The court decision could have statewide and even interstate implications for other power companies, because the rates of return for utility stockholders are partially based on what comparable companies are receiving.
A three-judge panel ruled that the Kansas Corporation Commission did not act improperly when it pared down the KCP&L rate request from $67.3 million to about $48.7 million.
For customers, that brought the rate increase down from 12.5 percent to 9 percent.
The court also ruled that the decision to trim KCP&L’s requested profit margin was backed up by credible expert evidence in the rate-setting case, even though KCP&L’s expert disagreed.
We cannot fault the Commission for being reasonable.
Kansas Court of Appeals
KCP&L had sought to recover its costs of providing power, plus a 10.3 percent “return on equity,” which is in essence the profit pool for the company’s stockholders.
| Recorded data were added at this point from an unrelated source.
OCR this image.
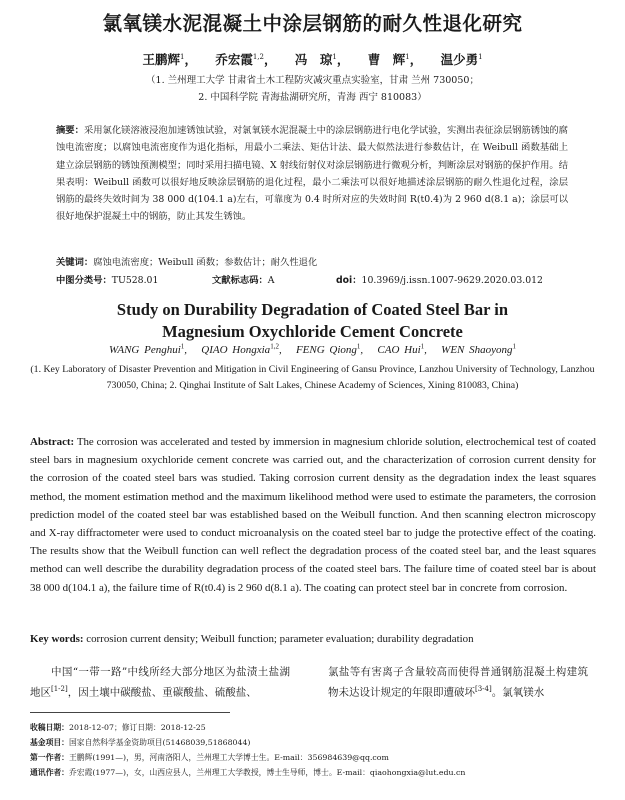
氯氧镁水泥混凝土中涂层钢筋的耐久性退化研究
王鹏辉$^1$， 乔宏霞$^{1,2}$， 冯　琼$^1$， 曹　辉$^1$， 温少勇$^1$
（1. 兰州理工大学 甘肃省土木工程防灾减灾重点实验室，甘肃 兰州 730050；
2. 中国科学院 青海盐湖研究所，青海 西宁 810083）
摘要：采用氯化镁溶液浸泡加速锈蚀试验，对氯氧镁水泥混凝土中的涂层钢筋进行电化学试验，实测出表征涂层钢筋锈蚀的腐蚀电流密度；以腐蚀电流密度作为退化指标，用最小二乘法、矩估计法、最大似然法进行参数估计，在 Weibull 函数基础上建立涂层钢筋的锈蚀预测模型；同时采用扫描电镜、X 射线衍射仪对涂层钢筋进行微观分析，判断涂层对钢筋的保护作用。结果表明：Weibull 函数可以很好地反映涂层钢筋的退化过程，最小二乘法可以很好地描述涂层钢筋的耐久性退化过程，涂层钢筋的最终失效时间为 38 000 d(104.1 a)左右，可靠度为 0.4 时所对应的失效时间 R(t0.4)为 2 960 d(8.1 a)；涂层可以很好地保护混凝土中的钢筋，防止其发生锈蚀。
关键词：腐蚀电流密度；Weibull 函数；参数估计；耐久性退化
中图分类号：TU528.01	文献标志码：A	doi：10.3969/j.issn.1007-9629.2020.03.012
Study on Durability Degradation of Coated Steel Bar in
Magnesium Oxychloride Cement Concrete
WANG Penghui$^1$,   QIAO Hongxia$^{1,2}$,   FENG Qiong$^1$,   CAO Hui$^1$,   WEN Shaoyong$^1$
(1. Key Laboratory of Disaster Prevention and Mitigation in Civil Engineering of Gansu Province, Lanzhou University of Technology, Lanzhou 730050, China; 2. Qinghai Institute of Salt Lakes, Chinese Academy of Sciences, Xining 810083, China)
Abstract: The corrosion was accelerated and tested by immersion in magnesium chloride solution, electrochemical test of coated steel bars in magnesium oxychloride cement concrete was carried out, and the characterization of corrosion current density for the corrosion of the coated steel bars was studied. Taking corrosion current density as the degradation index the least squares method, the moment estimation method and the maximum likelihood method were used to estimate the parameters, the corrosion prediction model of the coated steel bar was established based on the Weibull function. And then scanning electron microscopy and X-ray diffractometer were used to conduct microanalysis on the coated steel bar to judge the protective effect of the coating. The results show that the Weibull function can well reflect the degradation process of the coated steel bar, and the least squares method can well describe the durability degradation process of the coated steel bars. The failure time of coated steel bar is about 38 000 d(104.1 a), the failure time of R(t0.4) is 2 960 d(8.1 a). The coating can protect steel bar in concrete from corrosion.
Key words: corrosion current density; Weibull function; parameter evaluation; durability degradation
中国“一带一路”中线所经大部分地区为盐渍土盐湖地区[1-2]，因土壤中碳酸盐、重碳酸盐、硫酸盐、
氯盐等有害离子含量较高而使得普通钢筋混凝土构建筑物未达设计规定的年限即遭破坏[3-4]。氯氧镁水
收稿日期：2018-12-07；修订日期：2018-12-25
基金项目：国家自然科学基金资助项目(51468039,51868044)
第一作者：王鹏辉(1991—)，男，河南洛阳人，兰州理工大学博士生。E-mail：356984639@qq.com
通讯作者：乔宏霞(1977—)，女，山西应县人，兰州理工大学教授，博士生导师，博士。E-mail：qiaohongxia@lut.edu.cn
The commission reduced that to 9.3 percent after hearing testimony from witnesses representing the company, the commission staff and the Citizens’ Utility Ratepayer Board, the state agency that represents small consumers.
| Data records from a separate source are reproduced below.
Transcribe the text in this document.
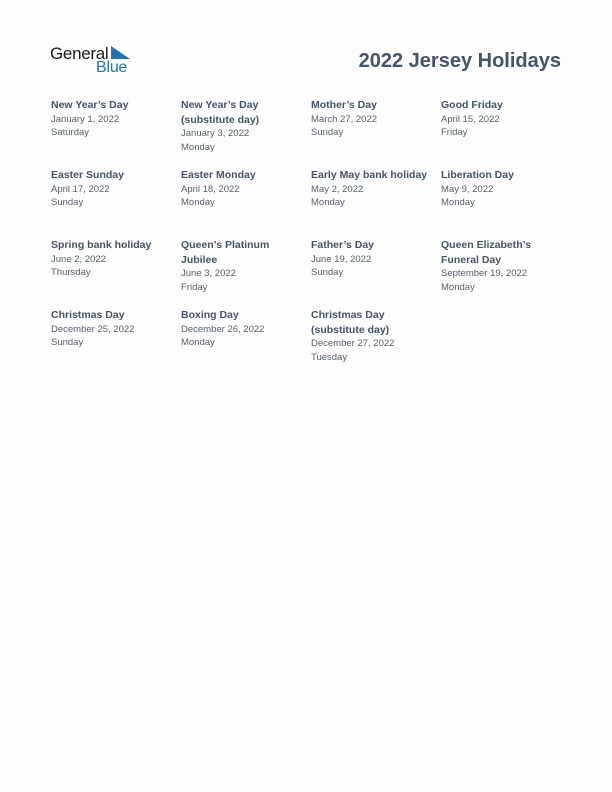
General
Blue	2022 Jersey Holidays

New Year’s Day

January 1, 2022

Saturday

New Year’s Day (substitute day)

January 3, 2022

Monday

Mother’s Day

March 27, 2022

Sunday

Good Friday

April 15, 2022

Friday

Easter Sunday

April 17, 2022

Sunday

Easter Monday

April 18, 2022

Monday

Early May bank holiday

May 2, 2022

Monday

Liberation Day

May 9, 2022

Monday

Spring bank holiday

June 2, 2022

Thursday

Queen’s Platinum Jubilee

June 3, 2022

Friday

Father’s Day

June 19, 2022

Sunday

Queen Elizabeth’s Funeral Day

September 19, 2022

Monday

Christmas Day

December 25, 2022

Sunday

Boxing Day

December 26, 2022

Monday

Christmas Day (substitute day)

December 27, 2022

Tuesday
“In summary, all three experts used the same general well-recognized economic models for estimating the ROE. Their opinions simply differed,” said the court ruling, handed down by Judge Stephen Hill.
In contrast to KCP&L’s 10.3 percent request, commission staff analyst Adam Gatewood testified that a range of 9 to 9.5 percent would be reasonable. CURB consultant J. Randall Woolridge recommended 8.55 percent.
“Although KCP&L and (KCP&L expert witness Robert) Hevert challenged the inputs and assumptions relied upon, the Commission's decision is not arbitrary or capricious,” the ruling continued. “We cannot fault the Commission for being reasonable.”
A KCP&L spokeswoman said she could not immediately comment on the decision.
KCP&L serves approximately 240,000 customers in Kansas and 560,000 in Missouri.